The thing that sets Tiny Texas Houses apart from a lot of other small houses is their use of almost exclusively reclaimed materials. Brad Kittel has worked in architectural salvage for many years and has people calling him from all over the country with leads on buildings which are soon to be destroyed.
In 2006, Kittel began building little houses with these materials he'd spent years and years gathering together. I have friends and family who had visited his Discovery Architectural Antiques in Gonzales long before Tiny Texas Houses was born.
When I interviewed him, Kittel said that essentially he has a short attention span. He gets going on something and gives it his all until he is able to turn it over to other people. In a very short amount of time, he has been able to put together one of the biggest tiny house companies around.

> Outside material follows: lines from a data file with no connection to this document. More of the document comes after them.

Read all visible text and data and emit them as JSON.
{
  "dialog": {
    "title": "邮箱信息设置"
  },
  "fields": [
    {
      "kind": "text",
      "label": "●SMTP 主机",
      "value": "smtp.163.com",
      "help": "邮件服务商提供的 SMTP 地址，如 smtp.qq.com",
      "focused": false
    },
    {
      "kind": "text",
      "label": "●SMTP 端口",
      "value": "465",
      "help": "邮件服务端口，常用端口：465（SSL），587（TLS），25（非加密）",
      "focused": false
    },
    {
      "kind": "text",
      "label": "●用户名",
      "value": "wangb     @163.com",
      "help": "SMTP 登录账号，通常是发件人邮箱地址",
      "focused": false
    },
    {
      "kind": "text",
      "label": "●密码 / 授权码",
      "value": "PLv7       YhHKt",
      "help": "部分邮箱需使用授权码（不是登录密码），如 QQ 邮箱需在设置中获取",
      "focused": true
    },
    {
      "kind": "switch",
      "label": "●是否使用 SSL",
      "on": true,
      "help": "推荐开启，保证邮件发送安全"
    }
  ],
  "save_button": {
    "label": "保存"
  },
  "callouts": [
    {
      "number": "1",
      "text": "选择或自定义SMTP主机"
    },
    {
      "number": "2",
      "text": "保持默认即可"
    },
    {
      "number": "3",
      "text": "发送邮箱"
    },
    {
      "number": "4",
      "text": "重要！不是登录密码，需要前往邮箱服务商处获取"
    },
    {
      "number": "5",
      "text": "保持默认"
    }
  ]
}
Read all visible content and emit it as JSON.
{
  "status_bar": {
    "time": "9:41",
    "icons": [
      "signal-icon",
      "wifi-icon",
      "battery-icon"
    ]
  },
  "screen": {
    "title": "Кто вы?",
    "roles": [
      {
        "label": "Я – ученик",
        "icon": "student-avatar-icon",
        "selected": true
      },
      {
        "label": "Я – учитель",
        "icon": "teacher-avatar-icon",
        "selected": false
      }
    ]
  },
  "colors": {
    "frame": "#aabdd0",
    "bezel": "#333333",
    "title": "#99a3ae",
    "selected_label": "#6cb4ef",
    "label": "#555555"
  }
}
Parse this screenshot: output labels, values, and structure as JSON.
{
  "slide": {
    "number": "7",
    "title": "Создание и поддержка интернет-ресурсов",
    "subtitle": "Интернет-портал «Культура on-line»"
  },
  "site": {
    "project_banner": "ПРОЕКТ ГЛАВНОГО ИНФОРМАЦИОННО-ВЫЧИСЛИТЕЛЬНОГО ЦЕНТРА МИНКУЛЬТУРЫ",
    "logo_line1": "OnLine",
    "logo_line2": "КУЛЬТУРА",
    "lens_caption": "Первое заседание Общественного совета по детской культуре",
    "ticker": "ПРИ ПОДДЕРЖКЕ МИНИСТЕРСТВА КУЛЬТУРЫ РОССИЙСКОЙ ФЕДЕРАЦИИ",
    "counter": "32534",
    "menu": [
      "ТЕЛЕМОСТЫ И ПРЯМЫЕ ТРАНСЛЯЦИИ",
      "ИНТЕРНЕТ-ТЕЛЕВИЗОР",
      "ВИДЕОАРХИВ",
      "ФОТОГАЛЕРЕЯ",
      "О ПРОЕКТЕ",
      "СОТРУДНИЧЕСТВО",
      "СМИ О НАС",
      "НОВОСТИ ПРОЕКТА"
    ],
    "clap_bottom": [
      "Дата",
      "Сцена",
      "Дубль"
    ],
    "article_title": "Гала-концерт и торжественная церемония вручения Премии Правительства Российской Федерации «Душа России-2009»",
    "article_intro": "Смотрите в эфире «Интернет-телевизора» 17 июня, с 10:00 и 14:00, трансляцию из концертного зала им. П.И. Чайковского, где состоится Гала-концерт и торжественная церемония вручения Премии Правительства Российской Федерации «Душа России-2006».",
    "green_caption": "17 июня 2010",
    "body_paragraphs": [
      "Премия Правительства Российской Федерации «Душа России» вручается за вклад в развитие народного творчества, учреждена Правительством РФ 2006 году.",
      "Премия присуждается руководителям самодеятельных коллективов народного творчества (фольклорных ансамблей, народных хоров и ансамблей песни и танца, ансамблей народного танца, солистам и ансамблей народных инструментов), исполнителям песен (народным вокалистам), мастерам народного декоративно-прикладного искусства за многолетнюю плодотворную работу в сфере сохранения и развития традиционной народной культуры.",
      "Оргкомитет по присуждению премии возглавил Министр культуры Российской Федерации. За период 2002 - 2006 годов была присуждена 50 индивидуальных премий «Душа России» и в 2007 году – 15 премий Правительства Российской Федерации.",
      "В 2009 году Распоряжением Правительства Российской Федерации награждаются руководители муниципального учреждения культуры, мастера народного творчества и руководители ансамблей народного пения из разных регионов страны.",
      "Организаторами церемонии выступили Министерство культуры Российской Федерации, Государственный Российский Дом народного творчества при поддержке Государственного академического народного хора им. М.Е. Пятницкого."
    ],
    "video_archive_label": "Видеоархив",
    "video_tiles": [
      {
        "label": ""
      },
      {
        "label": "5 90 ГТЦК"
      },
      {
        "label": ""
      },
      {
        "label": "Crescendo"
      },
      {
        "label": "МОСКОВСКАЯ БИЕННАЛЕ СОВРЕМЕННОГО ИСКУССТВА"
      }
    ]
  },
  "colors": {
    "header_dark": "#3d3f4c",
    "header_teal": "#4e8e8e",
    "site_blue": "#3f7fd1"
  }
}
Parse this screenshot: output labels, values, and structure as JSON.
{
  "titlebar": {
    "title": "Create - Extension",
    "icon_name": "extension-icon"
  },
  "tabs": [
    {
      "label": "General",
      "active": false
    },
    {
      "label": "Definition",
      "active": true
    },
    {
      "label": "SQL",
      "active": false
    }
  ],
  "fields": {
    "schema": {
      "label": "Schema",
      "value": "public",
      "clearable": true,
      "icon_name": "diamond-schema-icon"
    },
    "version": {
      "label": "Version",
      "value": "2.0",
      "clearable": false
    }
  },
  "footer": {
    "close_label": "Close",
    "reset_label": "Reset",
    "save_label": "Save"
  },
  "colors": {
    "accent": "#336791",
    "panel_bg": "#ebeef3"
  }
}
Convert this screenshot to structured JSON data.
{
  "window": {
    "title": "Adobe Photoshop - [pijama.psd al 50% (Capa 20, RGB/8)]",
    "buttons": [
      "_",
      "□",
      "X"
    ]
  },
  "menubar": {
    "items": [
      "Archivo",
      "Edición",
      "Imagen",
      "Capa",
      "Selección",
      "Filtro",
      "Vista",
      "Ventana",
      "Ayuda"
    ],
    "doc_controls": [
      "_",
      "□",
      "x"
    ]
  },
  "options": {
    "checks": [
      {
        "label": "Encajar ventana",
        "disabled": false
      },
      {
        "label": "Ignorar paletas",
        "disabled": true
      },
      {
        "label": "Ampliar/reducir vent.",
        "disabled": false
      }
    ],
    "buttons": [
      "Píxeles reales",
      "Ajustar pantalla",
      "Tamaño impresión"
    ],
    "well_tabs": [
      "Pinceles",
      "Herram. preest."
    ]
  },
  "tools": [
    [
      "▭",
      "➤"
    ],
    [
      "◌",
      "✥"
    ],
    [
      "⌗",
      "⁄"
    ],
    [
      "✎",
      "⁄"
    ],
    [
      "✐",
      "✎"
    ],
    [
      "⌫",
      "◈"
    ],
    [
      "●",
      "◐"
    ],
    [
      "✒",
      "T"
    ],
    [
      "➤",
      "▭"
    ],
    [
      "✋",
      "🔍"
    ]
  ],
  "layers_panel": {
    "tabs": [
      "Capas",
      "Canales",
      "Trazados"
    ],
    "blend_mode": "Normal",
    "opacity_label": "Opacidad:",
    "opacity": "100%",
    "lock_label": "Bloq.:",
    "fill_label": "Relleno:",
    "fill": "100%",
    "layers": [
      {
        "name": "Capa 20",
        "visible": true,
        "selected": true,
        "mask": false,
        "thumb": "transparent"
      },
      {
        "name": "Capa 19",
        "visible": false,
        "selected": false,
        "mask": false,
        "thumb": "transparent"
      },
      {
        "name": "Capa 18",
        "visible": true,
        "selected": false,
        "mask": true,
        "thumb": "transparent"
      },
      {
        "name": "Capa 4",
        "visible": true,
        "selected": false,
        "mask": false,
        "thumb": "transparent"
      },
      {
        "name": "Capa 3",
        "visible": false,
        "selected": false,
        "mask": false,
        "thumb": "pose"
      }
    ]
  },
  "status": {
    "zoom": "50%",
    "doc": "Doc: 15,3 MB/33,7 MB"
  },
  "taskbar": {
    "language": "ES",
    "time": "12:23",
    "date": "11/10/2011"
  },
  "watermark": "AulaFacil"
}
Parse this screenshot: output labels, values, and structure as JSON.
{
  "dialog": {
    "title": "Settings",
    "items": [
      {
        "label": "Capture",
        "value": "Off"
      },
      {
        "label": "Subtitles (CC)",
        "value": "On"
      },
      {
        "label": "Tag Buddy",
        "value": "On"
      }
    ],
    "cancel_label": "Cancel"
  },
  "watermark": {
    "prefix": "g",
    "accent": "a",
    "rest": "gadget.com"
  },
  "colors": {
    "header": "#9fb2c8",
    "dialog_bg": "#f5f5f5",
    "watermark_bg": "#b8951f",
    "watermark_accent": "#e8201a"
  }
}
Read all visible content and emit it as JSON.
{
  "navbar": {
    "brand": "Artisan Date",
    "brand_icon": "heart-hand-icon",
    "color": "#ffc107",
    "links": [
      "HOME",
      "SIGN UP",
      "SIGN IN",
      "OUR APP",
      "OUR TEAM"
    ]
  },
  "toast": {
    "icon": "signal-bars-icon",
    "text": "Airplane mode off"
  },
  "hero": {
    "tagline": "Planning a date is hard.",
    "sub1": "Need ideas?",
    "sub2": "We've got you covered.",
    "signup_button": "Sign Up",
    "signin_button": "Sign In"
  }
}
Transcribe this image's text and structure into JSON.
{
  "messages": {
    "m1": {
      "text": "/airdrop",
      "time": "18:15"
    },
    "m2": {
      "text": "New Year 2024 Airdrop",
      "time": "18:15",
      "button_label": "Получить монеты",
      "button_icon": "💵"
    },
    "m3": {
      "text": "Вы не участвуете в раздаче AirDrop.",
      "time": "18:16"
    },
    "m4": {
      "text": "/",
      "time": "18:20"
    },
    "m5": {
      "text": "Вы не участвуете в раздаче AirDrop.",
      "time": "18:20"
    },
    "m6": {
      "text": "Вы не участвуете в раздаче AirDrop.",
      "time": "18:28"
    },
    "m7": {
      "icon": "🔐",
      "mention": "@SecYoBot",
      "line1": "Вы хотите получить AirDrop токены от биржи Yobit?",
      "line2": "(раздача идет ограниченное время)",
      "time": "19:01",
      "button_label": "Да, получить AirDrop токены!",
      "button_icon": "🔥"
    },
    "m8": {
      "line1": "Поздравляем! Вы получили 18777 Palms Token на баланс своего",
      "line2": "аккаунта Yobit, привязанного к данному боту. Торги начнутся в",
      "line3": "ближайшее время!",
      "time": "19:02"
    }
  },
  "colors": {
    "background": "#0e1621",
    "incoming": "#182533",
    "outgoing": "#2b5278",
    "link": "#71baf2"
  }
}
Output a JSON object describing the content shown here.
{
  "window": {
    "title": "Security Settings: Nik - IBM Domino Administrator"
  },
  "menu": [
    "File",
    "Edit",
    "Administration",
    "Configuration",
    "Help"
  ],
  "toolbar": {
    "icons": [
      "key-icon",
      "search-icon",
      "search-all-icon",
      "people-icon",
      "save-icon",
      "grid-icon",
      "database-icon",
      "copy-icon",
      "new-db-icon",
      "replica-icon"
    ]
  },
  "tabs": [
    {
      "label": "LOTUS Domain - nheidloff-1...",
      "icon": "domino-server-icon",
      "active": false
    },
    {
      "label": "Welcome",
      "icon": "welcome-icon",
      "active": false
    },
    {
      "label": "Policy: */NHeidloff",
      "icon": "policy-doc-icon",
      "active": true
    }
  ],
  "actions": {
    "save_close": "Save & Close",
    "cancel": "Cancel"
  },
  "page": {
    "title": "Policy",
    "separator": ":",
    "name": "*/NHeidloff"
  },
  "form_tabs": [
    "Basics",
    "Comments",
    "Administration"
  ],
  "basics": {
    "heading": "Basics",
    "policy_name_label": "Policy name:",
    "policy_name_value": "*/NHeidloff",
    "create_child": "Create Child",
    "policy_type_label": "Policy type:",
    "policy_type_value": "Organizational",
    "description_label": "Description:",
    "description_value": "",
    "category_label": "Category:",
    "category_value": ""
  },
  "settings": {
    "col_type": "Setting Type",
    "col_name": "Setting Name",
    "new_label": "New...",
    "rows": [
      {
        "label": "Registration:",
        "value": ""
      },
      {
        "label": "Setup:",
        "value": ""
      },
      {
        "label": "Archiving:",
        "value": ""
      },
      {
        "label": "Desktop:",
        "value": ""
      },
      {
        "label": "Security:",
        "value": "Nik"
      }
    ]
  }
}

The project that Kittel has his sights on now is a tiny-house village. He wants to give workshops where people come out to an area right by the warehouse and learn to build a tiny house from the ground up. The houses would stay on site and eventually be sold to residents to live in on site. Chapels, stores, a post office, etc. would follow. When enough people were living there (I believe the magic number was 40), then the residents could vote to be declared their own township. If this went through, then the town's residents could vote on which building codes they wanted to follow, thereby releasing tiny-house building in that area from the myriad restrictions that new homes have to follow almost anywhere else.
Kittel comes across in many ways as a mad Texas scientist. His Stetson hat, round wire-rimmed glasses, tan skin and gaunt figure combine to make a really interesting man that you wouldn't expect to be building houses.
He has grand plans about how the small house movement will play out, and he mostly hopes to be a catalyst who enables the momentum to grow. Ideally, he'd like to have warehouses in every state that gather salvage material so that nearby residents have the ability to find and drop off reclaimed materials for building. Kittel uses dirty words like "barter" when talking about the ideal scenario for enabling others to build by donating time and energy to gain materials and knowledge.
Many people would be surprised to learn that Kittel doesn't live in a big, or even small, house with the money he's made on these houses. He tries to reinvest as he goes back in the business. In fact, Kittel lives in a small apartment in the warehouse for Tiny Texas Houses.
If you're not paying close enough attention, Brad Kittel can definitely come off a bit like a snake-oil salesman, until you realize that the main thing he's getting out of it is the knowledge that he's opened someone else's eyes to what is tiny, and possible.